Yemen's Iran-backed Huthi rebels said Thursday they fired a ballistic missile at Saudi Arabia and hit a military target, in the second such attack this month, after threatening to retaliate over a crippling blockade.
 
"We confirm the success of our ballistic missile trial, which hit its military target inside Saudi Arabia," the Huthi-run Al-Masira television channel said. 
 
A spokesman for the Saudi-led military coalition fighting the Shiite Huthi rebels in Yemen did not immediately respond to an AFP request for comment.

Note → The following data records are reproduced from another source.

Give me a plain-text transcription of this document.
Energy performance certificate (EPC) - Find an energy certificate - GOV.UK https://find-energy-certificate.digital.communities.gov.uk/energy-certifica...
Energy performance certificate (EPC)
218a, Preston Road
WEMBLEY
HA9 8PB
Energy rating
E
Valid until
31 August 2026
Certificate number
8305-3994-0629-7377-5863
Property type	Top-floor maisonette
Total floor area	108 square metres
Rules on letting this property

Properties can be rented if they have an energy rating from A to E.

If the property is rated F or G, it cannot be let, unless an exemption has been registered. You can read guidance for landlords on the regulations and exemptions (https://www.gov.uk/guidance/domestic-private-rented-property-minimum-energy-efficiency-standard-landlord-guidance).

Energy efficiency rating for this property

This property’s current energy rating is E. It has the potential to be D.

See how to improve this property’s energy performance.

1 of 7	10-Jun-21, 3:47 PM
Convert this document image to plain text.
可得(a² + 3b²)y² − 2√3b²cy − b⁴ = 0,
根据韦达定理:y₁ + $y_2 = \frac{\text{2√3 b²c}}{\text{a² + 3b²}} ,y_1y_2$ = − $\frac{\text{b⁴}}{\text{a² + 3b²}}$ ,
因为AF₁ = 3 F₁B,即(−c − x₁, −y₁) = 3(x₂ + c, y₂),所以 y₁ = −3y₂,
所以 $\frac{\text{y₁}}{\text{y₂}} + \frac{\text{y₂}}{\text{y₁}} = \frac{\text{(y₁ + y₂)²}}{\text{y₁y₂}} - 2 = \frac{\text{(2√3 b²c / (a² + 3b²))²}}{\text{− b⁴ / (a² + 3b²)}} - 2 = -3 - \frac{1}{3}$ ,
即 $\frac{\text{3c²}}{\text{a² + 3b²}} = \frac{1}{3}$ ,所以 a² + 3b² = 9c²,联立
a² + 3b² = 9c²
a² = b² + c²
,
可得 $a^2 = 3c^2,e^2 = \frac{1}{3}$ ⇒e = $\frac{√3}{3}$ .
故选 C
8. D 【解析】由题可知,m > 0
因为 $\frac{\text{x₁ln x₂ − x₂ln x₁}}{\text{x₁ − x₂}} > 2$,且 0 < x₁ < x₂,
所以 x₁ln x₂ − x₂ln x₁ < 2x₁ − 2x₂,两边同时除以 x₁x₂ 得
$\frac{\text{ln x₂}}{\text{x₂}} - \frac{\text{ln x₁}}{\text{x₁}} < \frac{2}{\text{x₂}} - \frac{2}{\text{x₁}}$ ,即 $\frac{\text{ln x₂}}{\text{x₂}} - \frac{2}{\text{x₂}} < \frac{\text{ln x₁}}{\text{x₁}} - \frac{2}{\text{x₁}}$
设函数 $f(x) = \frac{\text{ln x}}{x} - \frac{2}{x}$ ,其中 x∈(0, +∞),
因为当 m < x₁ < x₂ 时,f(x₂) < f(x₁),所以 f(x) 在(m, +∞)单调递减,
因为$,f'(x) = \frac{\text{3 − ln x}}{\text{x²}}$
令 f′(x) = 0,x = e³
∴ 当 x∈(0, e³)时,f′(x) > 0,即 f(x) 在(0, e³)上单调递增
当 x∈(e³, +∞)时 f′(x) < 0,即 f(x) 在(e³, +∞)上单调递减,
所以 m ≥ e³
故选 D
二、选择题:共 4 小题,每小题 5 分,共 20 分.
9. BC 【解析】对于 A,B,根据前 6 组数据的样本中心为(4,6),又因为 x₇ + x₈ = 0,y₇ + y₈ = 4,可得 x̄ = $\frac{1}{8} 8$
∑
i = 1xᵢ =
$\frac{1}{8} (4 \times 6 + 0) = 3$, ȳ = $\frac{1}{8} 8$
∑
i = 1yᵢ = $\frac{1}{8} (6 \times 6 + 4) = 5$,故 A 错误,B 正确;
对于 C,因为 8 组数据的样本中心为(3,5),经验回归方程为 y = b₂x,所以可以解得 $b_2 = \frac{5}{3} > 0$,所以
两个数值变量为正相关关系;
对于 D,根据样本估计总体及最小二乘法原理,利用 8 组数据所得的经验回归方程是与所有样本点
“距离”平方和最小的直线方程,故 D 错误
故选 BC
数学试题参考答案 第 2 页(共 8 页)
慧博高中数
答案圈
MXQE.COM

But Saudi-owned Al-Arabiya television said the missile was intercepted in the air over the southwestern Saudi region of Khamis Mushait.
 
Hours earlier in a speech broadcast on Al-Masira, rebel chief Abdulmalik al-Huthi warned against "prolonging the blockade" imposed on Yemen following a November 4 rebel missile attack that was intercepted near Riyadh international airport. 
 
"Should the blockade continue, we know what (targets) would cause great pain and how to reach them," he said.
 
Saudi Arabia and its allies tightened the longstanding blockade on Yemen's ports and the main international airport in Sanaa in the wake of the November missile attack.
 
The move prompted the Huthis to warn that they considered "airports, ports, border crossings and areas of any importance" in Saudi Arabia, as well as its ally the United Arab Emirates, legitimate targets.
 
"We will not stand idly by -- we will seek more radical means to prevent both the tightening of the blockade and all acts aimed at starving and humiliating the people of Yemen," the rebels' political office said this month.
 
Riyadh accuses its arch-rival Iran of arming Yemen's Huthis and earlier this month Saudi Arabia's powerful Crown Prince Mohammed bin Salman said this "could be considered an act of war."
 
Saudi Arabia has accused Iran of supplying the Huthis with arms.
 
Iran's foreign ministry has denied the accusation.
 
- Rebel rift -
 
The Huthis, a northern minority that has long complained of marginalization, descended on the capital Sanaa from their mountainous region in September 2014, seizing the city with little resistance.
 
Security forces loyal to former president Ali Abdullah Saleh, who ruled Yemen for decades until he resigned under pressure in 2012, joined forces with the Huthis.
 
Together they forced the government of President Abedrabbo Mansour to flee to the main southern city of Aden and later to Riyadh.
 
Saudi Arabia and a coalition of mainly Sunni Arab allies launched air strikes in March 2015 against the Huthis and later sent ground troops to support pro-government forces.
 
The conflict has claimed more than 8,600 lives since the Saudi-led coalition joined the government's war against the rebel alliance.
 
More than 2,000 people have also died of cholera this year.
 
The United Nations has warned Yemen faces mass famine unless the Saudi-led coalition allows more food aid into the country, long the poorest in the region.
 
The coalition allowed limited supplies into select areas in Yemen last weekend. 
 
Yemen's conflict, which has enabled Al-Qaida in the Arabian Peninsula, or AQAP, and the Islamic State group to flourish in the chaos of war, shows no sign of waning. 
 
The Huthi-Saleh rebel alliance has also begun to unravel, with clashes between the Huthis and fighters loyal to the former president leaving at least 14 dead on Wednesday. 
 
Violence between the two, whose alliance first began to show cracks in August, flared again on Thursday night, localized in southern Sanaa and around the residence of two of Saleh's nephews.